Credit: Found on highlyrelevant.com

Credit: highlyrelevant.com

Isn’t it funny how attitudes change over the years.

These days of makes us, as small owners, very wary of coming over as marketers who are only interested in pushing our own product or service.

You see, after many years of being subjected to shifty salesmen, especially the cliché used car salesman trying to sell us a dodgy second-hand car, the public have become very suspicious of people who are obviously trying to sell us something.

Are you a Marketer?

Lets be honest. When you introduce yourself to someone new, do you ever describe yourself as a ‘marketer’? No, didn’t think so. You will be more likely to say you are a small business owner, and then mention the area you deal in. This will set you up in people’s minds as a professional business person, or go-getting entrepreneur rather than someone who deals in the shady world of sales and marketing.

Sales and marketing are an essential part of setting up and running a successful business, and these are skills that you use to influence and modify people’s behaviour to choose your product or service over a rivals.

A good salesperson has absolutely no intention or desire to mislead people into buying anything, but having the power to coerce someone’s thinking can also make people very wary of you. If you were to introduce yourself to a complete stranger as a marketer, they may be put on guard, and not want to be taken advantage of in any way.

Marketing = dodgy

Years of poor salesmanship where dodgy schemes used underhanded tactics to get money out of people have given sales and marketing a bad reputation. For example, look at the recent spate of PPI claims that have been running through poor or manipulative selling of insurance policies over the past few years.

People resent the hard-sell these days, and an approach like this will often leave your potential customers cold. With the rise of social media, you can quickly earn yourself a bad reputation for being pushy or selfish, and this can be really hard to shake off.

Reclaiming the ‘M’ word

Our challenge as small business owners, sole traders and entrepreneurs is to reclaim the ‘M’ word and make it acceptable once again. But we can only do this by being careful not to cross the line between being influential and just plain manipulative.

“Honesty is the best policy” a proverb of Benjamin Franklin. This is a good byline to keep in your head at all times with your approach to marketing your product or business. You need to know your customer inside out, and understand how your product or service will help them, or be beneficial in some way. By knowing what your customer worries about, you will know how to help them.

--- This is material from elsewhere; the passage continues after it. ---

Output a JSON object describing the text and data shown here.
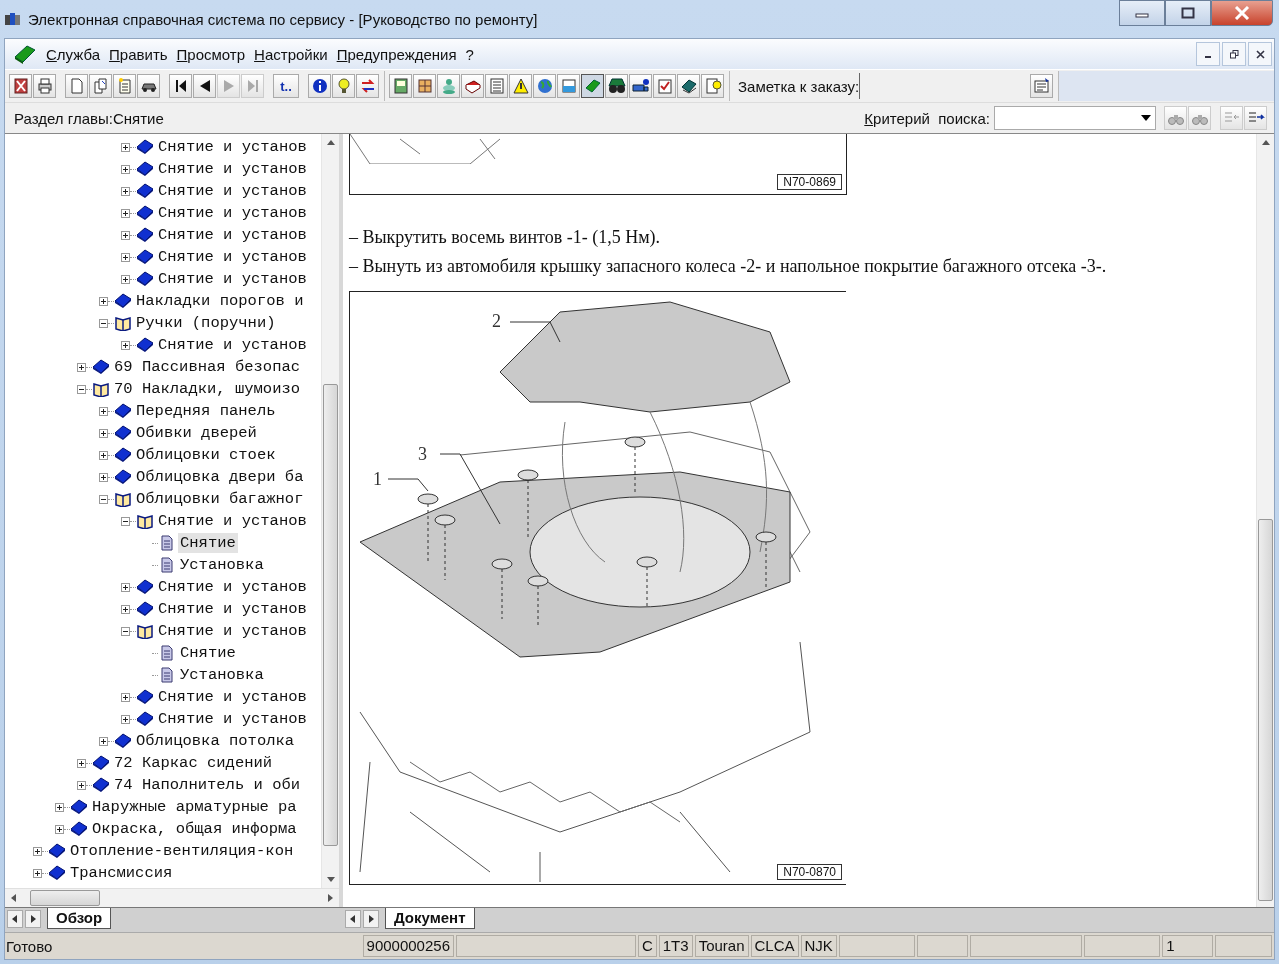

Bill Bernbach, an American advertising creative director for Doyle Dane Bernbach (DDB), once said: “The most powerful element in advertising is the truth.” But truth alone is not enough to persuade someone to buy from us. We also need our customers to feel something. We need to create a desire for our product or service, but this is only ethical if our customer has a genuine need for it.

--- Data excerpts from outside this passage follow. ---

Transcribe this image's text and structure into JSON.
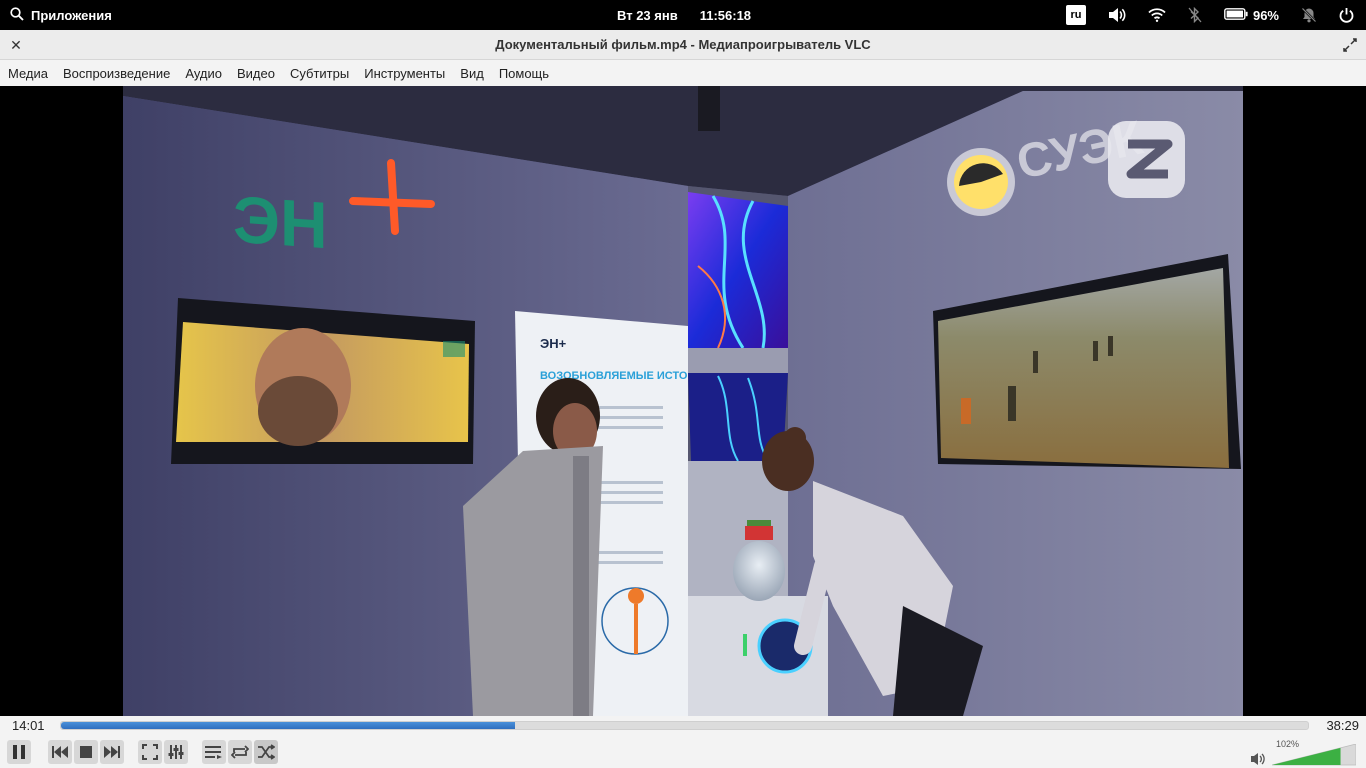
{
  "system_bar": {
    "apps_label": "Приложения",
    "date": "Вт 23 янв",
    "time": "11:56:18",
    "keyboard_layout": "ru",
    "battery": "96%"
  },
  "window": {
    "title": "Документальный фильм.mp4 - Медиапроигрыватель VLC"
  },
  "menu": [
    "Медиа",
    "Воспроизведение",
    "Аудио",
    "Видео",
    "Субтитры",
    "Инструменты",
    "Вид",
    "Помощь"
  ],
  "video": {
    "logo_left": "ЭН",
    "logo_right": "СУЭК",
    "stand_brand": "ЭН+",
    "stand_heading": "ВОЗОБНОВЛЯЕМЫЕ ИСТОЧНИКИ ЭНЕРГИИ"
  },
  "playback": {
    "elapsed": "14:01",
    "duration": "38:29",
    "progress": 0.364,
    "volume_label": "102%",
    "volume": 1.02
  },
  "colors": {
    "accent": "#2f6fbf",
    "volume_green": "#3cb043"
  }
}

The psychology of marketing

Have you ever wondered why you automatically say no to a request when it is put in a certain way, but when it is asked in a different way, why you then say yes?

I will give you an example of what happened to me at the dentist: I needed a filling, so my options were to have an amalgam filling or a white filling. The dentist was quite matter of fact, and he stated that the amalgam filling would be cheaper to have. I chose the amalgam filling.

A few weeks later, I found myself back in the dentist chair after suffering a broken tooth. I needed another filling, but this time I had a different dentist attending to me. This dentist offered me the choice between amalgam or white once again, but this time she talked about how the white filling would look better, how comfortable they feel, and how much like a real tooth they look these days. Guess what. I got the white filling.

This time it wasn’t the price that was the deciding factor. I got the white filling because the dentist sold me the benefits of having it despite it being more expensive. The perfect example of the psychology of marketing. I needed a filling – I was going to have a filling – I chose the more expensive one because of the added benefit to me.